30 minutes later Matthew called me, telling me to book the airfare, his mom would take the kids that night and Friday (he’d be home on the weekend). I was dumbfounded. Like seriously could NOT say anything. My hands started shaking, I was thinking the airfare would be gone, I’d do something and book the wrong thing. I started texting people to find out where to park my car, how to navigate a last minute flight out of JFK.

I managed to book the airfare and received my confirmation (hoping that my passport that would expire the following month wouldn’t be an issue).

“It’s booked. I can’t leave without saying good-bye to you first.”
“I know. I’m hurrying to get home. – My dad is going to take you to the airport.”

There were no words.

Matthew got home in time to not only see me off, but drive me to the airport too. I was off to my second home!
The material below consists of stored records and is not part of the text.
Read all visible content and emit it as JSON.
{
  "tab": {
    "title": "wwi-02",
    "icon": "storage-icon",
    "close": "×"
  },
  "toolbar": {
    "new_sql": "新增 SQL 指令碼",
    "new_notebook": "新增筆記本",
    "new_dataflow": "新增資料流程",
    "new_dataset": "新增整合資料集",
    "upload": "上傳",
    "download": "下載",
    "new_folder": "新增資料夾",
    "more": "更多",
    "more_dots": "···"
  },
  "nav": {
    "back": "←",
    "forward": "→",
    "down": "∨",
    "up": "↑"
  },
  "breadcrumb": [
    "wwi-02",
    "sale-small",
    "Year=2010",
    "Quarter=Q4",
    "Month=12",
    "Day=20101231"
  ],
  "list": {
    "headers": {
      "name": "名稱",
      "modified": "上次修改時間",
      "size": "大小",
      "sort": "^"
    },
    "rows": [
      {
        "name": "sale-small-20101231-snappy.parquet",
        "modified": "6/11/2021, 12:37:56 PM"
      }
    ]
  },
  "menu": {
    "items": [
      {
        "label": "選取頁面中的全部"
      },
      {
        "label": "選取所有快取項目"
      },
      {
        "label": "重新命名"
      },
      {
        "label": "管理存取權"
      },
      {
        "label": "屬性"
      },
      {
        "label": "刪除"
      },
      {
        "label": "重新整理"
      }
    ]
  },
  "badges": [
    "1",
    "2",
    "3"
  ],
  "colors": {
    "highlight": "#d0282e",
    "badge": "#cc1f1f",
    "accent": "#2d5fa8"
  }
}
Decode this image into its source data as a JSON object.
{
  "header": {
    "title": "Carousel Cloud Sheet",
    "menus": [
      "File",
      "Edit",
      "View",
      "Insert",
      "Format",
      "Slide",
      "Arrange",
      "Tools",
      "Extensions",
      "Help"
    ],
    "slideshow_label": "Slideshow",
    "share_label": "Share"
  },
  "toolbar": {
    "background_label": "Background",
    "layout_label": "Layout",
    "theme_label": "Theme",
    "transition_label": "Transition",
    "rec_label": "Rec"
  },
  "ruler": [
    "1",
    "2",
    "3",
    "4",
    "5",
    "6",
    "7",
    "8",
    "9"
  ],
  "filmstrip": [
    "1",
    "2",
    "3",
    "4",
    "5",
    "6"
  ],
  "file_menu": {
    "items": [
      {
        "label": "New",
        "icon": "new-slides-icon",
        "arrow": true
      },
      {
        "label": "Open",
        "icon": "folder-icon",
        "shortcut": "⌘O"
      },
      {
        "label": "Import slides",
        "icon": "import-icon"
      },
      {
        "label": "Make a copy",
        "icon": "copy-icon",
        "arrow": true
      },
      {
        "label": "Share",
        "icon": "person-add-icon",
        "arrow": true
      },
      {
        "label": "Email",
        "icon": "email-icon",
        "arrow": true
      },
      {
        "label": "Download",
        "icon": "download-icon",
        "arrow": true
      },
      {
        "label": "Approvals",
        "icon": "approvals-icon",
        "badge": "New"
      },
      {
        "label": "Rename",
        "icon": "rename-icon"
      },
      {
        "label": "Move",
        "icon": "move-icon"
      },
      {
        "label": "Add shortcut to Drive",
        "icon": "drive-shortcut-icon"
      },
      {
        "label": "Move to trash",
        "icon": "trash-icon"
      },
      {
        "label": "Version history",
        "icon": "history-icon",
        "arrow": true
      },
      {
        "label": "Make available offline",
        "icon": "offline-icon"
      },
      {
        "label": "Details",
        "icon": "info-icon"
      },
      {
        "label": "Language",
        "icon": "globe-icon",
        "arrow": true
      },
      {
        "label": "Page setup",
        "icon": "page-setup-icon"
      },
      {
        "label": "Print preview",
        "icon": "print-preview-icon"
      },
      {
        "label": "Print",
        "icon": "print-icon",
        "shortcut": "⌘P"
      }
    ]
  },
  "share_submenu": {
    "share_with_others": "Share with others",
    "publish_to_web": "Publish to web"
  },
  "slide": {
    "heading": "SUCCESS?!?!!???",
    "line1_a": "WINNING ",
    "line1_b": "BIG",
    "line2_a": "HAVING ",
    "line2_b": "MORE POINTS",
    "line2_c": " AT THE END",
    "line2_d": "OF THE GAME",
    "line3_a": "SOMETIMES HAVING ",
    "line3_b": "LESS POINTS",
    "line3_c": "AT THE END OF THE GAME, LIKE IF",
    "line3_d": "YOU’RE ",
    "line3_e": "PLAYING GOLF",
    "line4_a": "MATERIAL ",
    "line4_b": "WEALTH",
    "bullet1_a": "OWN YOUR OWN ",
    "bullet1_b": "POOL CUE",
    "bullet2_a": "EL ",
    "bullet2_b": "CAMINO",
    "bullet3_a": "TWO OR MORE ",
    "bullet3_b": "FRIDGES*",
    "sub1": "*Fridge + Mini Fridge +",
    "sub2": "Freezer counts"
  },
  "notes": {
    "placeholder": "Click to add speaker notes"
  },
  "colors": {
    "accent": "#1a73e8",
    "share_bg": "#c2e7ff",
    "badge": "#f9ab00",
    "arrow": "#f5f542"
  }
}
I landed in Dublin the following morning and walked out in the frigid sunshine, all smiles. I found the bus that I needed to take to get to where the AirBnB was that my parents were renting, hopped off, and began my meander through the city center and Trinity Colleges campus. The cold air filling my lungs, my thighs feeling frosted and warm from walking in the cold, and it was WONDERFUL!

I was completely alone without a schedule or anything else, and I had successfully navigated an international airport, and a city bus system without getting lost!

There was something that I desperately needed to learn on that trip…

While I am a wife and a mother, I am not defined solely by those things: I am a capable adult.

I am a capable adult outside of those titles, and I can do things that I’ve sort of forgotten that I could. It’s not that I became incapable at anything besides being a wife and mother, it’s that I forgot who I was as just me.